Be aware that tinkering with this parameter may hinder performances.

Note

The -n parameter overrides any previously specified worker amount.

If -n is less than the sum of workers specified in the hostfile or hostlist, the workers are launched in batch by host until the parameter is reached. This behavior may ignore latters hosts.

If -n is more than the sum of workers specified in the hostfile or hostlist, the remaining workers are distributed using a Round-Robin algorithm. Each host will increment its worker amount until the parameter is reached.

Use with a scheduler

You must provide a startup script on systems using a scheduler such as supercomputers or laboratory grids. Here are some example startup scripts using different grid task managers. Some example startup scripts are available in the examples/submit_files directory.

SCOOP natively supports Sun Grid Engine (SGE), Torque (PBS-compatible, Moab, Maui) and SLURM. That means that a minimum launch file is needed while the framework recognizes automatically the nodes assigned to your task.

Note

These are only examples. Refer to the documentation of your scheduler for the list of arguments needed to run the task on your grid or cluster.

Use on cloud services

Pitfalls

Program scope

As a good Python practice (see PEP 395#what-s-in-a-name), you should always wrap the executable part of your program using:

if __name__ == '__main__':

This is mandatory when using parallel frameworks such as multiprocessing or SCOOP. For an explanation why, read the Launch in details section.

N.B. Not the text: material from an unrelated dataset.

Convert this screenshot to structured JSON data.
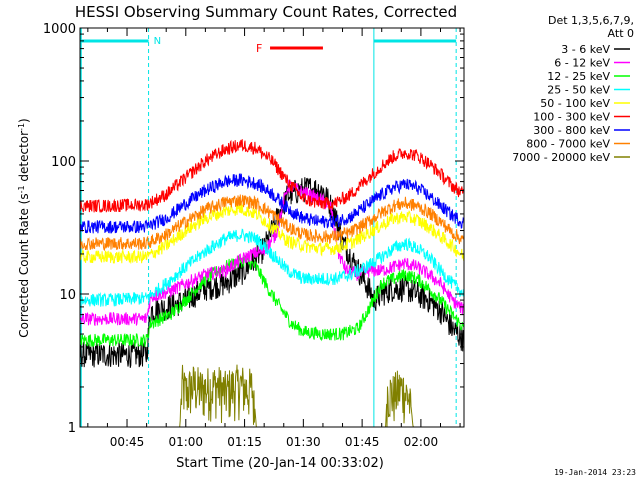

If your program lacks this conditional barrier, your whole program will be executed as many times as there are workers, meaning duplicate work is being done.

Unpicklable Future

Only functions or classes declared at the top level of your program are picklables. This is a limitation of Python’s pickle module. Here are some examples of non-working map invocations:

from scoop import futures


class myClass(object):
    @staticmethod
    def myFunction(x):
        return x


if __name__ == '__main__':
    def mySecondFunction(x):
        return x

    # Both of these calls won't work because Python pickle won't be able to
    # pickle or unpickle the function references.
    wrongCall1 = futures.map(myClass.myFunction, [1, 2, 3, 4, 5])
    wrongCall2 = futures.map(mySecondFunction, [1, 2, 3, 4, 5])

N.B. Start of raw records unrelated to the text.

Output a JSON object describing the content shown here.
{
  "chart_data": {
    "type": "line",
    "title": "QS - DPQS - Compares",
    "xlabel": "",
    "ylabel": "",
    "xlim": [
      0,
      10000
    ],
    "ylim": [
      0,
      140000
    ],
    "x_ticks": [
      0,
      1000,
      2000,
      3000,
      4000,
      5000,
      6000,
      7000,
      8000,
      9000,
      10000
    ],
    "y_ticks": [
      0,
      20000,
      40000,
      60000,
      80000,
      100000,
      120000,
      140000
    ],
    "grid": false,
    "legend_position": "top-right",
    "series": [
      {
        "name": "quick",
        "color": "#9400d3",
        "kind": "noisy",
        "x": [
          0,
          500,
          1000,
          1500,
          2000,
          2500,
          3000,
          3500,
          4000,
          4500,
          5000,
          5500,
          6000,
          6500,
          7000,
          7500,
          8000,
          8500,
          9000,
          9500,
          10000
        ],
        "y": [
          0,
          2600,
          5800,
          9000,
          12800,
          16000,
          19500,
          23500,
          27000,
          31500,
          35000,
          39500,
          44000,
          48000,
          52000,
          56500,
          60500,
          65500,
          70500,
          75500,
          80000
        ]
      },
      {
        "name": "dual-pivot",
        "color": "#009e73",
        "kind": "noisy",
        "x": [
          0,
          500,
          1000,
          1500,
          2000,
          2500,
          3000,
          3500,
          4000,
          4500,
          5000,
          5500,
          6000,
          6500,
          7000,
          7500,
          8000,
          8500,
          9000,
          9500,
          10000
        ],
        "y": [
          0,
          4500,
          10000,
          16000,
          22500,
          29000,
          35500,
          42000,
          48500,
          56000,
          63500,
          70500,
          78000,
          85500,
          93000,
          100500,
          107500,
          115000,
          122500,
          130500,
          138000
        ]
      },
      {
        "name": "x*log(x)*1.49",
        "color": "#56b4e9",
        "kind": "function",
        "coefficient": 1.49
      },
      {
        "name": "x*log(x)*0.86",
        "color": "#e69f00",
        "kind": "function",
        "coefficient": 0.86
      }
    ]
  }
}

Launching a faulty program will result in this error being displayed:

[...] This element could not be pickled: [...]

Mutable arguments

In standard programs, modifying a mutable function argument also modifies it in the caller scope because objects are passed by reference. This side-effect is not simulated in SCOOP. Function arguments are not serialized back along its answer.

Lazy-like evaluation

The map() and submit() will distribute their Futures both locally and remotely. Futures executed locally will be computed upon access (iteration for the map() and result() for submit()). Futures distributed remotely will be executed right away.

Large datasets

Every parameter sent to a function by a map() or submit() gets serialized and sent within the Future to its worker. Sending large elements as parameter(s) to your function(s) results in slow speeds and network overload.

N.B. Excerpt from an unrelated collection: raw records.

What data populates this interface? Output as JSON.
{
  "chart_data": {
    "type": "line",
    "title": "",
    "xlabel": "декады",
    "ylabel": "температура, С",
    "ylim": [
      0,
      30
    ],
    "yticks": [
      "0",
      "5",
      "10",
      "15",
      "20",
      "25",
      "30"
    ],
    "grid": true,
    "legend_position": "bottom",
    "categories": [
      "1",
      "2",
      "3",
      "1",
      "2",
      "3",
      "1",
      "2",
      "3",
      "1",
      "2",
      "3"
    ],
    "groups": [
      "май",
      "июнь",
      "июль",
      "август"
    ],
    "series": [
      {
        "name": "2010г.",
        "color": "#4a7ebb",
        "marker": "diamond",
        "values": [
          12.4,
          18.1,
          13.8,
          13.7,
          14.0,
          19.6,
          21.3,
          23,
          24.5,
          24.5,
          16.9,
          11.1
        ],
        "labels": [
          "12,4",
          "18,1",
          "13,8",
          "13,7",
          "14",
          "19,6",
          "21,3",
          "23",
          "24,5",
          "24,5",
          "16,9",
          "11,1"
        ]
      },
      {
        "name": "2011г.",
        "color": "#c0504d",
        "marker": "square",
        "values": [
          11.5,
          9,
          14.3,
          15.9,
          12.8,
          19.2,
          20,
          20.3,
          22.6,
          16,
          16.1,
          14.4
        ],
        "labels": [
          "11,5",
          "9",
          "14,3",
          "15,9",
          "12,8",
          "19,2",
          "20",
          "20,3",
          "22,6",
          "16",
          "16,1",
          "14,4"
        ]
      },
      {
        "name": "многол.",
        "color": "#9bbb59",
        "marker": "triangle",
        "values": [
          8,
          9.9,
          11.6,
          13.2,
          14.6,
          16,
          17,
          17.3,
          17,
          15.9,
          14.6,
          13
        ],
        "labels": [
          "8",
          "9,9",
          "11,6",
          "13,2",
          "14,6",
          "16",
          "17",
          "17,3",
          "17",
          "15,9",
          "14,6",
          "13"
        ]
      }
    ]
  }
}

You should consider using a global variable in your module scope for passing large elements. It will then be loaded on launch by every worker and won’t overload your network.

Unefficient:

from scoop import futures


def mySum(inData):
    """The worker will receive all its data from network."""
    return sum(inData)

if __name__ == '__main__':
    data = [[i for i in range(x, x + 1000)] for x in range(0, 8001, 1000)]
    results = list(futures.map(mySum, data))

Better efficiency:

from scoop import futures

data = [[i for i in range(x, x + 1000)] for x in range(0, 8001, 1000)]


def mySum(inIndex):
    """The worker will only receive an index from network."""
    return sum(data[inIndex])

if __name__ == '__main__':
    results = list(futures.map(mySum, range(len(data))))

SCOOP and greenlets

Warning

Since SCOOP uses greenlets to schedule and run futures, programs that use their own greenlets won’t work with SCOOP. However, you should consider replacing the greenlets in your code by SCOOP functions.